For sites that sell something it’s easy to tell if their ideas are working, because their sales increase. Sites that only have as their goal, “more visitors”, would seem to be just as straight forward, but that’s not usually all they want.
What do you want from your site? It’s a straight forward question, but not always an easy one to answer.
If you sell ads based on “impressions”, or “page views”, then plain old traffic is important to you. So your answer would be, “I want a site that makes the users click and click and click”. From a user perspective, probably not a site they want to visit very often. So now what?
If you see the folly of making users click 7 times to get to the content they want, yet you make money by selling ad space that is based on “you’re ad will be displayed XXX times”, you need to attract more visitors.
So I ask again, “What do you want from your site?”. Now you are catching on, you reply, “More unique visitors”.

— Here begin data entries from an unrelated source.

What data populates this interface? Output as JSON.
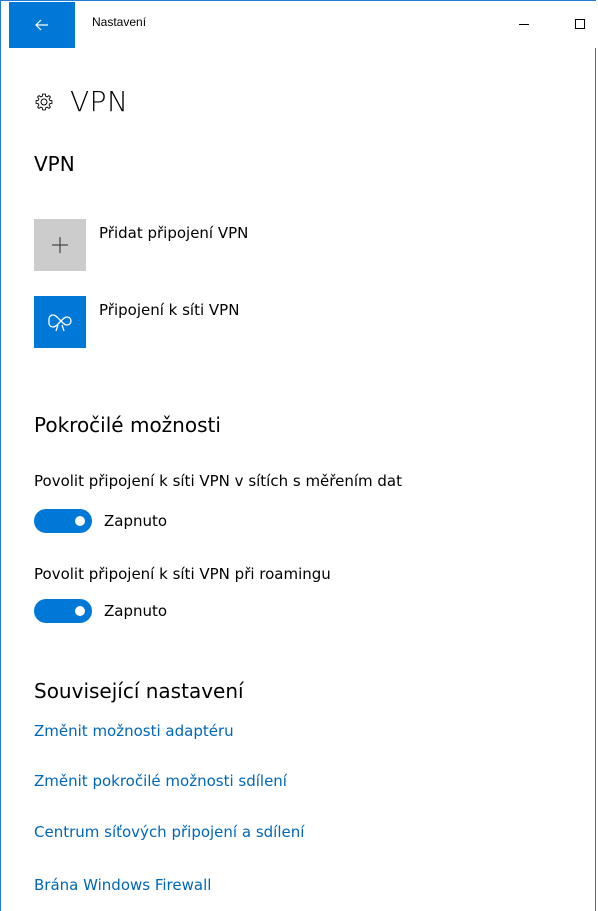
{
  "window": {
    "title": "Nastavení",
    "accent": "#0078d7",
    "back_icon": "arrow-left-icon",
    "minimize_icon": "minimize-icon",
    "maximize_icon": "maximize-icon"
  },
  "page": {
    "icon": "gear-icon",
    "title": "VPN"
  },
  "vpn_section": {
    "title": "VPN",
    "items": [
      {
        "icon": "plus-icon",
        "label": "Přidat připojení VPN"
      },
      {
        "icon": "vpn-icon",
        "label": "Připojení k síti VPN"
      }
    ]
  },
  "advanced": {
    "title": "Pokročilé možnosti",
    "options": [
      {
        "label": "Povolit připojení k síti VPN v sítích s měřením dat",
        "state": "Zapnuto",
        "on": true
      },
      {
        "label": "Povolit připojení k síti VPN při roamingu",
        "state": "Zapnuto",
        "on": true
      }
    ]
  },
  "related": {
    "title": "Související nastavení",
    "links": [
      "Změnit možnosti adaptéru",
      "Změnit pokročilé možnosti sdílení",
      "Centrum síťových připojení a sdílení",
      "Brána Windows Firewall"
    ]
  }
}
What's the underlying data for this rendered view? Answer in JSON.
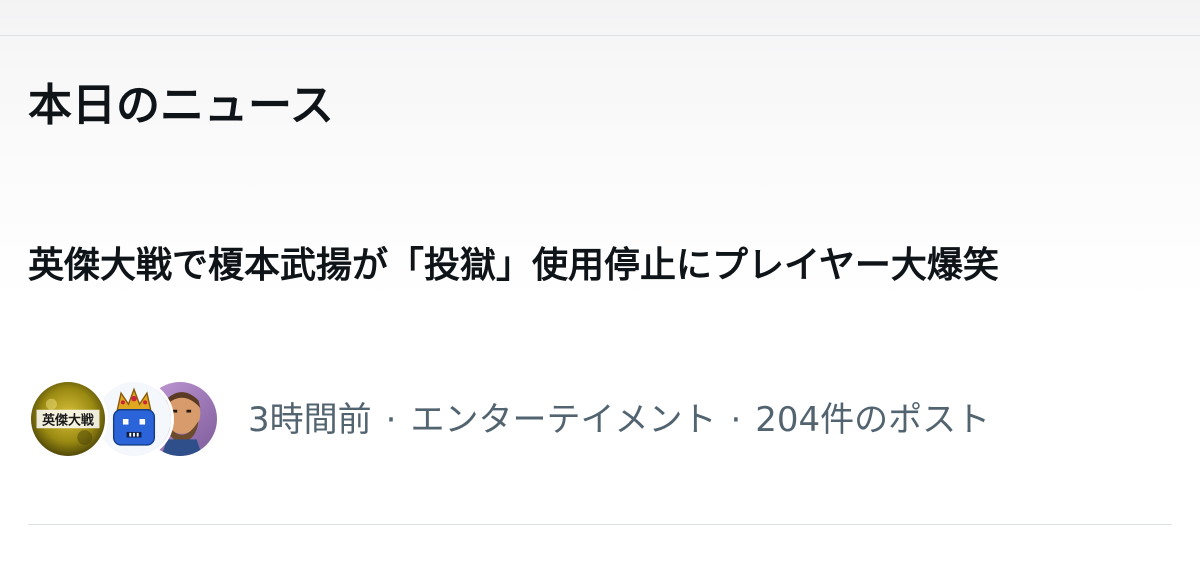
{
  "section": {
    "title": "本日のニュース"
  },
  "news_item": {
    "headline": "英傑大戦で榎本武揚が「投獄」使用停止にプレイヤー大爆笑",
    "time": "3時間前",
    "separator": "·",
    "category": "エンターテイメント",
    "post_count": "204件のポスト",
    "avatars": [
      {
        "name": "eiketsu-taisen-logo-avatar",
        "text": "英傑大戦"
      },
      {
        "name": "crowned-character-avatar"
      },
      {
        "name": "bearded-man-avatar"
      }
    ]
  },
  "colors": {
    "title_text": "#0f1419",
    "meta_text": "#536471",
    "divider": "#dcdfe3",
    "background": "#ffffff"
  }
}
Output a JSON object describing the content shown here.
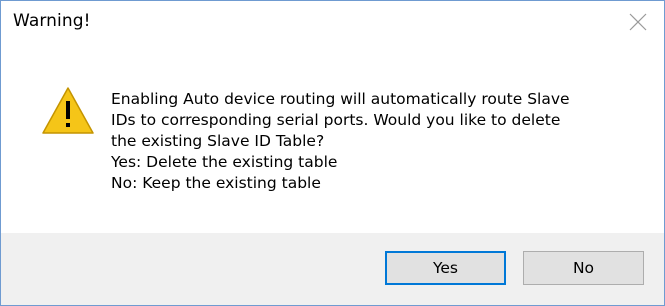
{
  "dialog": {
    "title": "Warning!",
    "icon": "warning-icon",
    "message_lines": [
      "Enabling Auto device routing will automatically route Slave",
      "IDs to corresponding serial ports. Would you like to delete",
      "the existing Slave ID Table?",
      "Yes: Delete the existing table",
      "No: Keep the existing table"
    ],
    "yes_label": "Yes",
    "no_label": "No"
  },
  "colors": {
    "accent": "#0078d7",
    "warning": "#f5c518",
    "footer_bg": "#f0f0f0"
  }
}
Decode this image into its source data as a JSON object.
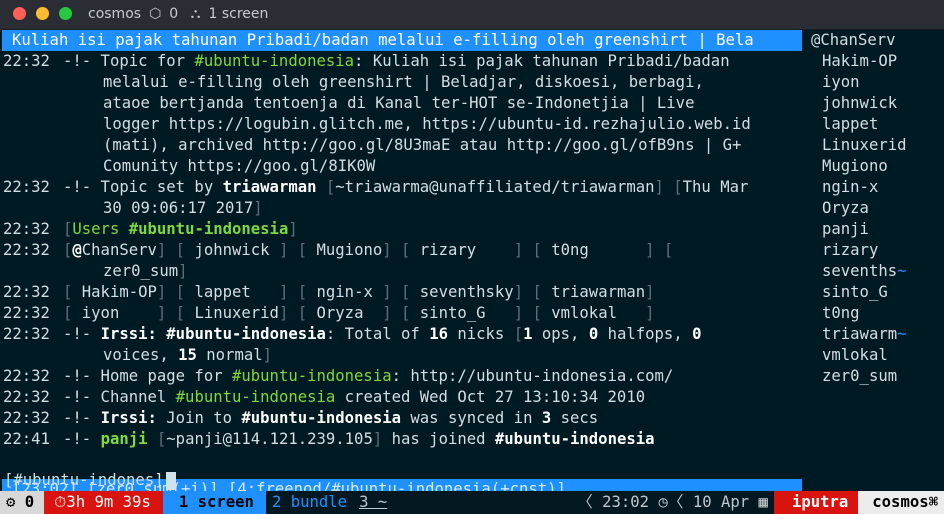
{
  "window": {
    "title": "cosmos",
    "badge_count": "0",
    "screen_label": "1 screen"
  },
  "topic_bar": "Kuliah isi pajak tahunan Pribadi/badan melalui e-filling oleh greenshirt | Bela",
  "lines": [
    {
      "ts": "22:32",
      "parts": [
        {
          "t": "-!- Topic for ",
          "c": ""
        },
        {
          "t": "#ubuntu-indonesia",
          "c": "g"
        },
        {
          "t": ": Kuliah isi pajak tahunan Pribadi/badan",
          "c": ""
        }
      ]
    },
    {
      "ts": "",
      "cont": true,
      "parts": [
        {
          "t": "melalui e-filling oleh greenshirt | Beladjar, diskoesi, berbagi,",
          "c": ""
        }
      ]
    },
    {
      "ts": "",
      "cont": true,
      "parts": [
        {
          "t": "ataoe bertjanda tentoenja di Kanal ter-HOT se-Indonetjia | Live",
          "c": ""
        }
      ]
    },
    {
      "ts": "",
      "cont": true,
      "parts": [
        {
          "t": "logger https://logubin.glitch.me, https://ubuntu-id.rezhajulio.web.id",
          "c": ""
        }
      ]
    },
    {
      "ts": "",
      "cont": true,
      "parts": [
        {
          "t": "(mati), archived http://goo.gl/8U3maE atau http://goo.gl/ofB9ns | G+",
          "c": ""
        }
      ]
    },
    {
      "ts": "",
      "cont": true,
      "parts": [
        {
          "t": "Comunity https://goo.gl/8IK0W",
          "c": ""
        }
      ]
    },
    {
      "ts": "22:32",
      "parts": [
        {
          "t": "-!- Topic set by ",
          "c": ""
        },
        {
          "t": "triawarman",
          "c": "b"
        },
        {
          "t": " [",
          "c": "dim"
        },
        {
          "t": "~triawarma@unaffiliated/triawarman",
          "c": ""
        },
        {
          "t": "] [",
          "c": "dim"
        },
        {
          "t": "Thu Mar",
          "c": ""
        }
      ]
    },
    {
      "ts": "",
      "cont": true,
      "parts": [
        {
          "t": "30 09:06:17 2017",
          "c": ""
        },
        {
          "t": "]",
          "c": "dim"
        }
      ]
    },
    {
      "ts": "22:32",
      "parts": [
        {
          "t": "[",
          "c": "dim"
        },
        {
          "t": "Users ",
          "c": "g"
        },
        {
          "t": "#ubuntu-indonesia",
          "c": "hl"
        },
        {
          "t": "]",
          "c": "dim"
        }
      ]
    },
    {
      "ts": "22:32",
      "parts": [
        {
          "t": "[",
          "c": "dim"
        },
        {
          "t": "@",
          "c": "b"
        },
        {
          "t": "ChanServ",
          "c": ""
        },
        {
          "t": "] [",
          "c": "dim"
        },
        {
          "t": " johnwick ",
          "c": ""
        },
        {
          "t": "] [",
          "c": "dim"
        },
        {
          "t": " Mugiono",
          "c": ""
        },
        {
          "t": "] [",
          "c": "dim"
        },
        {
          "t": " rizary    ",
          "c": ""
        },
        {
          "t": "] [",
          "c": "dim"
        },
        {
          "t": " t0ng      ",
          "c": ""
        },
        {
          "t": "] [",
          "c": "dim"
        }
      ]
    },
    {
      "ts": "",
      "cont": true,
      "parts": [
        {
          "t": "zer0_sum",
          "c": ""
        },
        {
          "t": "]",
          "c": "dim"
        }
      ]
    },
    {
      "ts": "22:32",
      "parts": [
        {
          "t": "[",
          "c": "dim"
        },
        {
          "t": " Hakim-OP",
          "c": ""
        },
        {
          "t": "] [",
          "c": "dim"
        },
        {
          "t": " lappet   ",
          "c": ""
        },
        {
          "t": "] [",
          "c": "dim"
        },
        {
          "t": " ngin-x ",
          "c": ""
        },
        {
          "t": "] [",
          "c": "dim"
        },
        {
          "t": " seventhsky",
          "c": ""
        },
        {
          "t": "] [",
          "c": "dim"
        },
        {
          "t": " triawarman",
          "c": ""
        },
        {
          "t": "]",
          "c": "dim"
        }
      ]
    },
    {
      "ts": "22:32",
      "parts": [
        {
          "t": "[",
          "c": "dim"
        },
        {
          "t": " iyon    ",
          "c": ""
        },
        {
          "t": "] [",
          "c": "dim"
        },
        {
          "t": " Linuxerid",
          "c": ""
        },
        {
          "t": "] [",
          "c": "dim"
        },
        {
          "t": " Oryza  ",
          "c": ""
        },
        {
          "t": "] [",
          "c": "dim"
        },
        {
          "t": " sinto_G   ",
          "c": ""
        },
        {
          "t": "] [",
          "c": "dim"
        },
        {
          "t": " vmlokal   ",
          "c": ""
        },
        {
          "t": "]",
          "c": "dim"
        }
      ]
    },
    {
      "ts": "22:32",
      "parts": [
        {
          "t": "-!- ",
          "c": ""
        },
        {
          "t": "Irssi:",
          "c": "b"
        },
        {
          "t": " ",
          "c": ""
        },
        {
          "t": "#ubuntu-indonesia",
          "c": "b"
        },
        {
          "t": ": Total of ",
          "c": ""
        },
        {
          "t": "16",
          "c": "b"
        },
        {
          "t": " nicks ",
          "c": ""
        },
        {
          "t": "[",
          "c": "dim"
        },
        {
          "t": "1",
          "c": "b"
        },
        {
          "t": " ops, ",
          "c": ""
        },
        {
          "t": "0",
          "c": "b"
        },
        {
          "t": " halfops, ",
          "c": ""
        },
        {
          "t": "0",
          "c": "b"
        }
      ]
    },
    {
      "ts": "",
      "cont": true,
      "parts": [
        {
          "t": "voices, ",
          "c": ""
        },
        {
          "t": "15",
          "c": "b"
        },
        {
          "t": " normal",
          "c": ""
        },
        {
          "t": "]",
          "c": "dim"
        }
      ]
    },
    {
      "ts": "22:32",
      "parts": [
        {
          "t": "-!- Home page for ",
          "c": ""
        },
        {
          "t": "#ubuntu-indonesia",
          "c": "g"
        },
        {
          "t": ": http://ubuntu-indonesia.com/",
          "c": ""
        }
      ]
    },
    {
      "ts": "22:32",
      "parts": [
        {
          "t": "-!- Channel ",
          "c": ""
        },
        {
          "t": "#ubuntu-indonesia",
          "c": "g"
        },
        {
          "t": " created Wed Oct 27 13:10:34 2010",
          "c": ""
        }
      ]
    },
    {
      "ts": "22:32",
      "parts": [
        {
          "t": "-!- ",
          "c": ""
        },
        {
          "t": "Irssi:",
          "c": "b"
        },
        {
          "t": " Join to ",
          "c": ""
        },
        {
          "t": "#ubuntu-indonesia",
          "c": "b"
        },
        {
          "t": " was synced in ",
          "c": ""
        },
        {
          "t": "3",
          "c": "b"
        },
        {
          "t": " secs",
          "c": ""
        }
      ]
    },
    {
      "ts": "22:41",
      "parts": [
        {
          "t": "-!- ",
          "c": ""
        },
        {
          "t": "panji",
          "c": "hl"
        },
        {
          "t": " [",
          "c": "dim"
        },
        {
          "t": "~panji@114.121.239.105",
          "c": ""
        },
        {
          "t": "]",
          "c": "dim"
        },
        {
          "t": " has joined ",
          "c": ""
        },
        {
          "t": "#ubuntu-indonesia",
          "c": "b"
        }
      ]
    }
  ],
  "nicks": [
    "@ChanServ",
    "Hakim-OP",
    "iyon",
    "johnwick",
    "lappet",
    "Linuxerid",
    "Mugiono",
    "ngin-x",
    "Oryza",
    "panji",
    "rizary",
    "sevenths~",
    "sinto_G",
    "t0ng",
    "triawarm~",
    "vmlokal",
    "zer0_sum"
  ],
  "statusbar": "[23:02] [zer0_sum(+i)] [4:freenod/#ubuntu-indonesia(+cnst)]",
  "prompt": "[#ubuntu-indones]",
  "tmux": {
    "session": "0",
    "timer": "3h 9m 39s",
    "window_active": "1 screen",
    "window_2": "2 bundle",
    "window_3": "3 ~",
    "time": "23:02",
    "date": "10 Apr",
    "user": "iputra",
    "host": "cosmos⌘"
  },
  "colors": {
    "accent": "#1e90ff",
    "alert": "#d9140f",
    "channel": "#7fd83e",
    "background": "#001a24"
  }
}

What are you doing on your site that will make people want to visit your site? What makes your site stand out? Why do people visit your site right now? What is it that makes other people not visit, or leave your site prematurely? What type of feedback do you solicit? What type of market research do you gather? How long do your current visitors linger on your site? What is your most popular page? Least Popular?
If you can’t answer any of those questions, stop reading now and go find out!
If nothing else, you should be checking your stats at the end of each week. What changed?
If nothing has changed, what makes you think you’re going to entice new people to your site?
I often hear McClatchy news sites say that they want their stories to appear higher in search results. What they don’t want to hear as a response is, “write better content”. Design your pages better, less “kruft” and more content will help.
Here’s an example. Two year old Caylee Anthony has been missing for over a month. The family lives near Orlando, Florida. McClatchy has 2 newspapers in Florida (Miami and Bradenton). If I search Google for “missing florida girl” I don’t see a McClatchy paper’s story until page 3, and then it’s the very last one on the page. When I click the story, it is no longer on the site (it was an AP story by the way) so I hit the 404 page.
Advice to Bradenton.com and MiamiHerald.com: cover the stories in your own backyard! You will get “new visitors” if you give exceptional coverage to your local stories.
Exceptional coverage will attract links from Drudge, national bloggers, local bloggers and even other local news outlets. More links will increase your ranking with the search engines, which will push you up on the SERP‘s. Moving up will allow more people to see your stories, and the cycle continues.